Test Kitchen Tip: If you’re adding a rub to your ribs and if time allows, apply the seasoning mix to the meat a few hours before cooking, then refrigerate until it’s time to proceed with the recipe. (Check your instructions for how long to cook baby back ribs, then work backward to time it right.) This will allow the flavors to permeate into the meat more than if you cook immediately.

Regardless of which method you choose for how to cook baby back ribs, it’s essential not to overcook or undercook the meat to score your most succulent results. When the ribs are nearing the end of their cook time, the meat will begin to retract, exposing the rib tips. To test for doneness, you can try one of these four tests:

  • ‘U’ Shape: Hold the ribs in the middle with tongs.

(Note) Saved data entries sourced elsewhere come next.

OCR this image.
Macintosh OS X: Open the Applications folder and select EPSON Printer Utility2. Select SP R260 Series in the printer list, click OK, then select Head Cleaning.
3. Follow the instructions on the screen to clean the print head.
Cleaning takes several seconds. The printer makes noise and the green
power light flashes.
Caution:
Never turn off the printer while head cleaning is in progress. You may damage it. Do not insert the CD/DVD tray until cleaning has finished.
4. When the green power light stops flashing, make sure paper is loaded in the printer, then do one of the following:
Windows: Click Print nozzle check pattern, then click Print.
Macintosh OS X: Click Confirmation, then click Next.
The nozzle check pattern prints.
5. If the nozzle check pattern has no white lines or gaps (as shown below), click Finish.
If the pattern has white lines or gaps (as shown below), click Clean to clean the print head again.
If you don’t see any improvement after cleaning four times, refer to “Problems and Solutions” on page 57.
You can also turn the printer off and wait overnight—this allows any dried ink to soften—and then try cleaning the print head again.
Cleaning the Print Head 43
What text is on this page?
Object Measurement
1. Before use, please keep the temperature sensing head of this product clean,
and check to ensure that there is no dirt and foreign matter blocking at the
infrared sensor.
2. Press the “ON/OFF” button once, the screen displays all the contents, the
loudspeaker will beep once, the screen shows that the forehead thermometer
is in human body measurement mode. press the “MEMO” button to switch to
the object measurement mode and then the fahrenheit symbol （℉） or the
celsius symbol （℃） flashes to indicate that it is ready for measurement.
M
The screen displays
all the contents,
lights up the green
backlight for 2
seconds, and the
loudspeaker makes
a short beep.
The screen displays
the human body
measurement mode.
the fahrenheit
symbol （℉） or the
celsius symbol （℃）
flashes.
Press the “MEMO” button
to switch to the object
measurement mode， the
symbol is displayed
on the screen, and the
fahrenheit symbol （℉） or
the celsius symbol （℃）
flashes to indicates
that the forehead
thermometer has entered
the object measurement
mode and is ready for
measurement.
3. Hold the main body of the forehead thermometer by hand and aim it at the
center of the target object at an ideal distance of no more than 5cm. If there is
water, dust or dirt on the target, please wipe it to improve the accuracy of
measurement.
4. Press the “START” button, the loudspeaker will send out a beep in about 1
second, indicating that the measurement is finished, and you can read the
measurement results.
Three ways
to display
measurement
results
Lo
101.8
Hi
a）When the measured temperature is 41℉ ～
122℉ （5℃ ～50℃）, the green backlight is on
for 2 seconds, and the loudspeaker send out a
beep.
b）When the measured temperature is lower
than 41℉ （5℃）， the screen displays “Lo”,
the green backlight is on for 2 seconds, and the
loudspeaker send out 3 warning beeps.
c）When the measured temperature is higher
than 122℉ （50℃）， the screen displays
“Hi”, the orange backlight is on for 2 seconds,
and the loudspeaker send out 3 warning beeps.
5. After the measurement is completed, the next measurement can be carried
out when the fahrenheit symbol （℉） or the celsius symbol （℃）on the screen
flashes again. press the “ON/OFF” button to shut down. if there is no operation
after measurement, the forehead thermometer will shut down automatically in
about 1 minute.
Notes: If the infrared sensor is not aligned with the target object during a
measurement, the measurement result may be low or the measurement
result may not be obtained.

When the ribs are ready, the rack will sag in a reversed ‘U’ shape. The meat may crack a bit, too, which is a good sign.
  • Rib Twist: Grab an exposed bone tip with your tongs and gently twist it. If the bone turns easily, the ribs are done.
  • Toothpick Test: Insert a toothpick between the ribs. If the meat is tender and the pick slides in and out easily, they’re good to go.
  • Meat Thermometer: The USDA officially deems 145°F as the safe internal temperature of ribs. At this level, however, the meat tends to be rubbery and tough because the collagen takes time to break down. The temperature to cook baby back ribs is a topic of debate: Most rib experts recommend cooking until at least 180°F, and often to 195°F to 203°F. Use a meat thermometer ($15, Amazon) for a temp check. The probe should slide in and out easily, and anywhere within that range should be a sure bet, especially if the ribs pass one of the other doneness tests, too.

As soon as you reach a point where the ribs pass the test, cover them with foil and allow the ribs to rest for 10 minutes. Then gather your dinner companions and grab a stack of napkins because it’s time for the final and most important step—to dive in and devour.